Jeśli w życie wejdą pomysły resortu spraw wewnętrznych i administracji, to nie będzie można na przejściu dla pieszych rozmawiać przez telefon lub patrzeć w ekran urządzenia – wynika z doniesień wtorkowej „Rzeczpospolitej”. Artykuł dziennika został błyskawicznie zdementowany przez MSWiA, jednak – jak czytamy w serwisie rp.pl, resort zaprzeczył słowom… wiceministra.
Zakaz korzystania z telefonu w trakcie przekraczania jezdni to jedna z propozycji, jakie resort spraw wewnętrznych zgłosił w trakcie dyskusji w podzespole ds. służb mundurowych Rady Dialogu Społecznego – informuje serwis rp.pl. Wcześniej państwo wolało w tej materii edukować. Tak czyniła chociażby Mazowiecka Komenda Wojewódzka Policji. To ona w ubiegłym roku opublikowała spot z chłopcem będącym ofiarą potrącenia.
Wesprzyj nas już teraz!
Zdaniem cytowanych przez „Rzeczpospolitą” ekspertów, rozmowa przez telefon wydłuża czas reakcji pieszego. Na świecie prowadzone są akcje edukacyjne zachęcające do ostrożności. Europa Zachodnia stawia ponadto na specjalną sygnalizację w chodnikach. Nikt nie ma jednak idei karania pieszych.
Łukasz Zboralski z portalu BRD24.pl, zajmującego się ruchem drogowym i bezpieczeństwem, w rozmowie z „Rzeczpospolitą” zauważa, że nowe rozwiązania mogą służyć raczej poprawie policyjnych statystyk.
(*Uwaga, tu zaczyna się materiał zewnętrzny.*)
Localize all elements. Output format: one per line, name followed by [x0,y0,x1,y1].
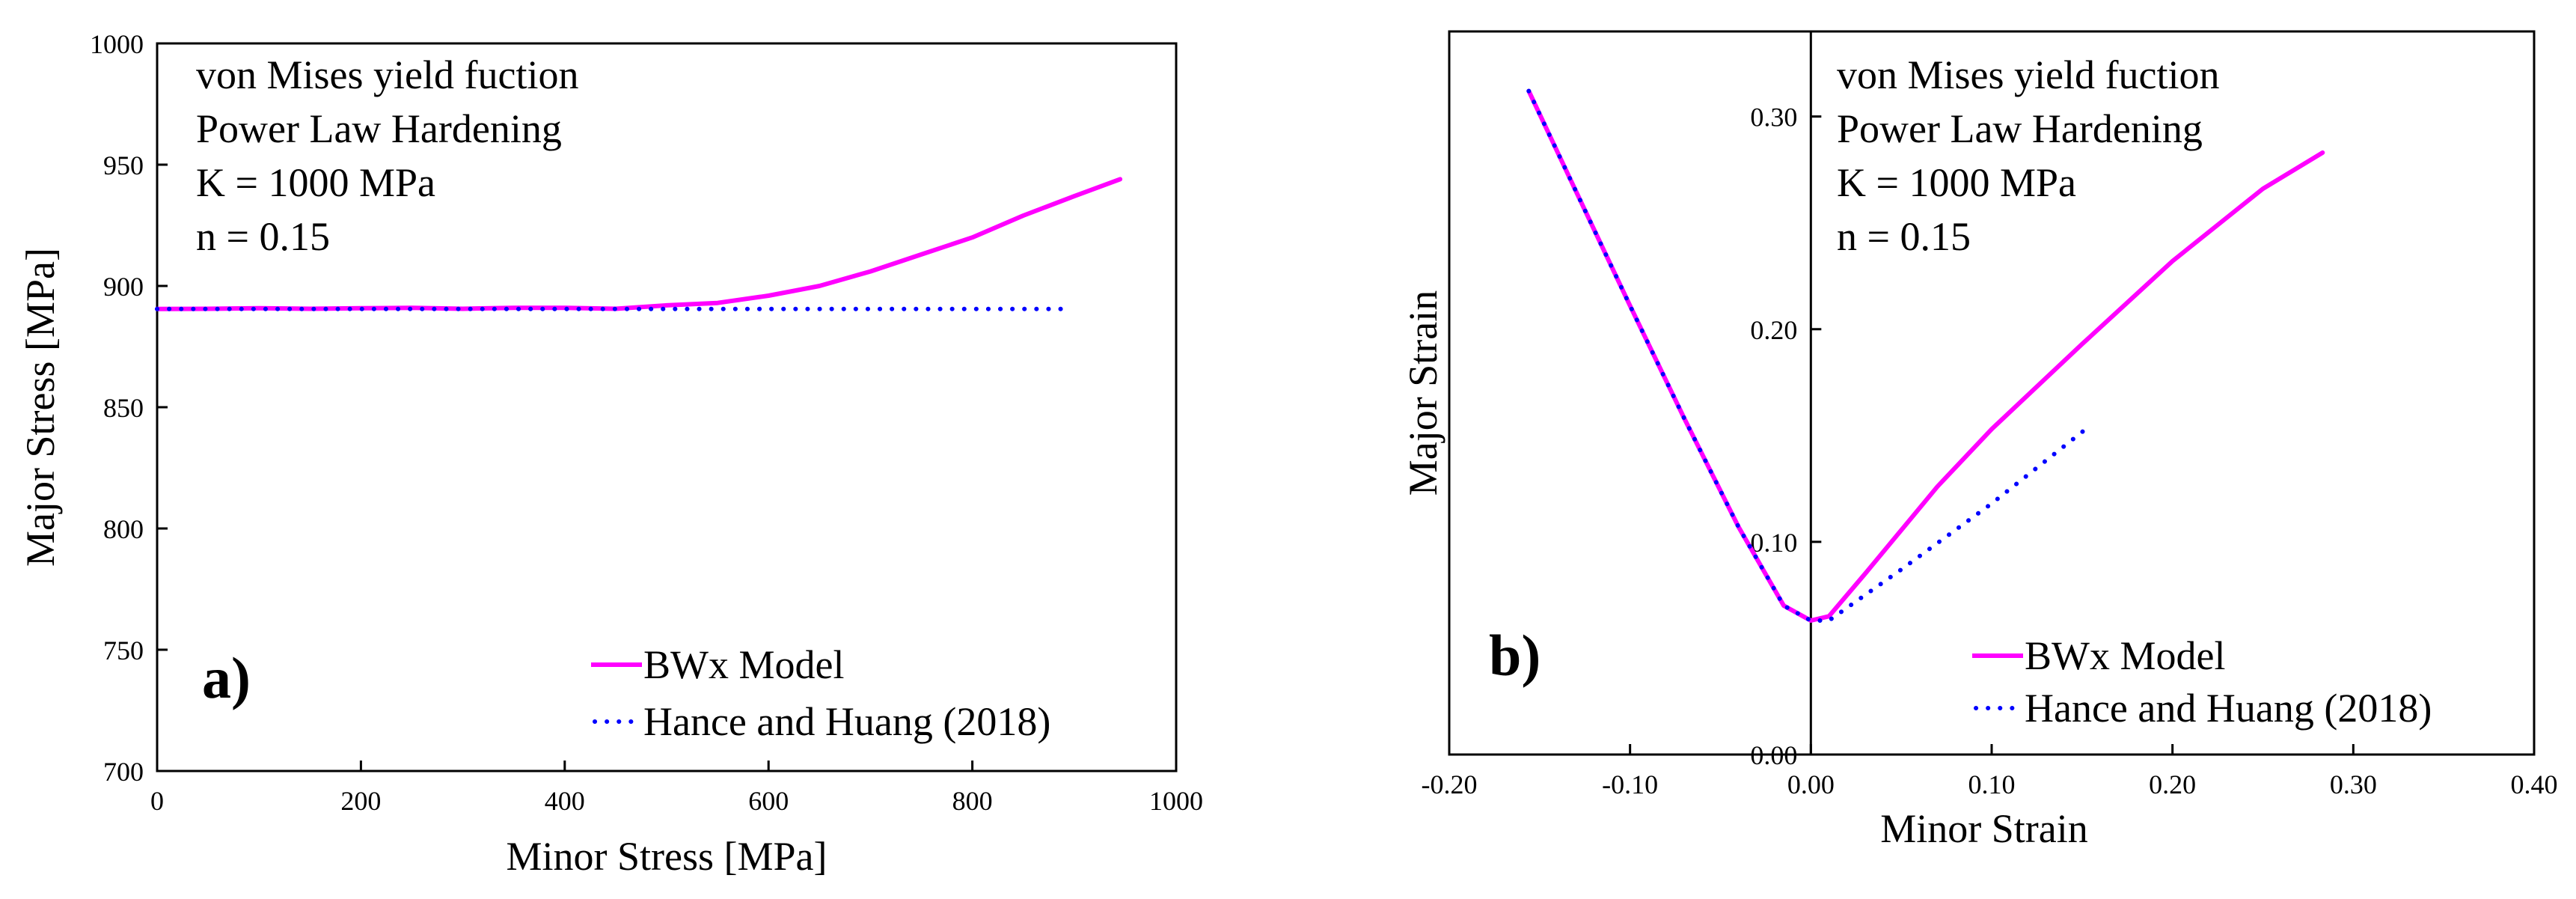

Czy przepisy rzeczywiście wejdą w życie? Istnieniu takich planów zaprzeczyło Ministerstwo Spraw Wewnętrznych i Administracji. „Nawiązując do dzisiejszego artykułu Zakaz rozmów na zebrze, który ukazał się w dzienniku Rzeczpospolita informujemy, że w MSWiA nie są prowadzone żadne prace wprowadzające zakaz korzystania z telefonów komórkowych na przejściach dla pieszych” – czytamy na mswia.gov.pl.
Na tym jednak sprawa się nie kończy, gdyż zdementowana przez resort informacja została skomentowana przez Wiktora Ferfeckiego, autora tekstu z „Rzeczpospolitej”. „Odpowiedź resortu należy uznać jednak nie za sprostowanie artykułu w Rzeczpospolitej, lecz sprostowanie oficjalnej wypowiedzi wiceministra Jarosława Zielińskiego. Na niej bowiem oparliśmy nasz tekst” – czytamy w serwisie rp.pl.
„Zieliński informację o zakazie korzystania z telefonów na zebrach wysłał do Sejmu w odpowiedzi na jedną z interpelacji posła Artura Szałabawki” – dodaje Ferfecki.